A Match Made in Heaven, Gone Wrong?
Sales and marketing are a match made in heaven… or at least they should be. And as with any good match, it’s important to celebrate together. By celebrating success, recognizing performance, and making all of the data and updates clear, transparent and real-time, you can build a powerhouse of revenue.
As with any other industry or organization, you are only as good as your leadership. Managers set targets and motivate behavior to accomplish tasks. It sounds simple and straightforward but often proves to be anything but that.
To make matters worse, there’s often a disconnection between sales and marketing, resulting in broken communications, blame, and frustration. This is particularly troubling considering that so much sales time is wasted on unproductive leads while simultaneously the sales reps tend to leave almost 70% of marketing materials unused.

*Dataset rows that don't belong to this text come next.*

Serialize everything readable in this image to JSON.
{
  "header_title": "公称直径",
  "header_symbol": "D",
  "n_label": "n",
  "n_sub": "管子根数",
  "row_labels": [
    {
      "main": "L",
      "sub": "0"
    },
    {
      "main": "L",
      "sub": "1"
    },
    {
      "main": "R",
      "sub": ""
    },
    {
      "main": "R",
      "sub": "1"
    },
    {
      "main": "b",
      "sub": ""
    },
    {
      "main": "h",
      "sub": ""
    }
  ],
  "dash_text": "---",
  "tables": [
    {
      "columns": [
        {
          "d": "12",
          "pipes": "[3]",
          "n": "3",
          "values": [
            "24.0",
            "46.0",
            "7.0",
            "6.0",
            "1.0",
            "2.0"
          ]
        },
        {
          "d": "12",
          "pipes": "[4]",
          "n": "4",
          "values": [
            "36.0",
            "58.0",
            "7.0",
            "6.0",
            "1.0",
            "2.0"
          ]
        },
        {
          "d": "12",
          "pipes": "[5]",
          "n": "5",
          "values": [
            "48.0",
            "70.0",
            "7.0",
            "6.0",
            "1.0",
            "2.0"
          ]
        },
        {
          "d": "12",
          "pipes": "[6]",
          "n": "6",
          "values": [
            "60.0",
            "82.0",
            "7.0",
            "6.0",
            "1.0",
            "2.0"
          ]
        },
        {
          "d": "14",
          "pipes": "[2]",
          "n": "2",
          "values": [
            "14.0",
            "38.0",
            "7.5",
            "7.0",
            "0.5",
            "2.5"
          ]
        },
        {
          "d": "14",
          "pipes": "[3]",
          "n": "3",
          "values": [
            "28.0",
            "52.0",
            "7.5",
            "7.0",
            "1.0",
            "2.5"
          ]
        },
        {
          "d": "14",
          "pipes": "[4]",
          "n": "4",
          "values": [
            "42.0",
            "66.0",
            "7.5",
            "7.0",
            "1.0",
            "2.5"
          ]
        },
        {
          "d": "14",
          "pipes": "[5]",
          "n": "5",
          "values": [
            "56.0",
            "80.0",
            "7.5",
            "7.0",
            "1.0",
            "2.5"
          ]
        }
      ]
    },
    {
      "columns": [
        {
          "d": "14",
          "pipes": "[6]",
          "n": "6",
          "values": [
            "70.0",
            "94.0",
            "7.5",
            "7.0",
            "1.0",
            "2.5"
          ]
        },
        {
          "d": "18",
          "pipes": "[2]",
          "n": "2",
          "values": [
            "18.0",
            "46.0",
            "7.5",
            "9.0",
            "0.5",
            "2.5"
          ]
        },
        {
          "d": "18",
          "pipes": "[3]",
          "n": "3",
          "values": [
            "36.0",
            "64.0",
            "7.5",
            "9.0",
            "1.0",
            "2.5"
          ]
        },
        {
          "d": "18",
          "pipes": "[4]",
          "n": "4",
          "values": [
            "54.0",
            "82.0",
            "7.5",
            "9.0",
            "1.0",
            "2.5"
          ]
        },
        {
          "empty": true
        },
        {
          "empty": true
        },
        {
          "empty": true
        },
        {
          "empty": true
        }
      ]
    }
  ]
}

However, the benefits of aligned sales and marketing are clear. In a study by the Aberdeen Group, it was found that companies with strong marketing and sales alignment achieved 20% annual revenue growth.
So, how can you bridge this gap, bring sales and marketing together, and celebrate together in the process?
Step 1 — Create Unity Between Sales and Marketing
The best way to create unity is through a shared understanding of each person’s individual impact on the overall goal. Nobody wants to be that one team player who isn’t putting out… but often, it’s hard to figure out who’s trying hard and who’s not, so everyone just settles at mid-effort.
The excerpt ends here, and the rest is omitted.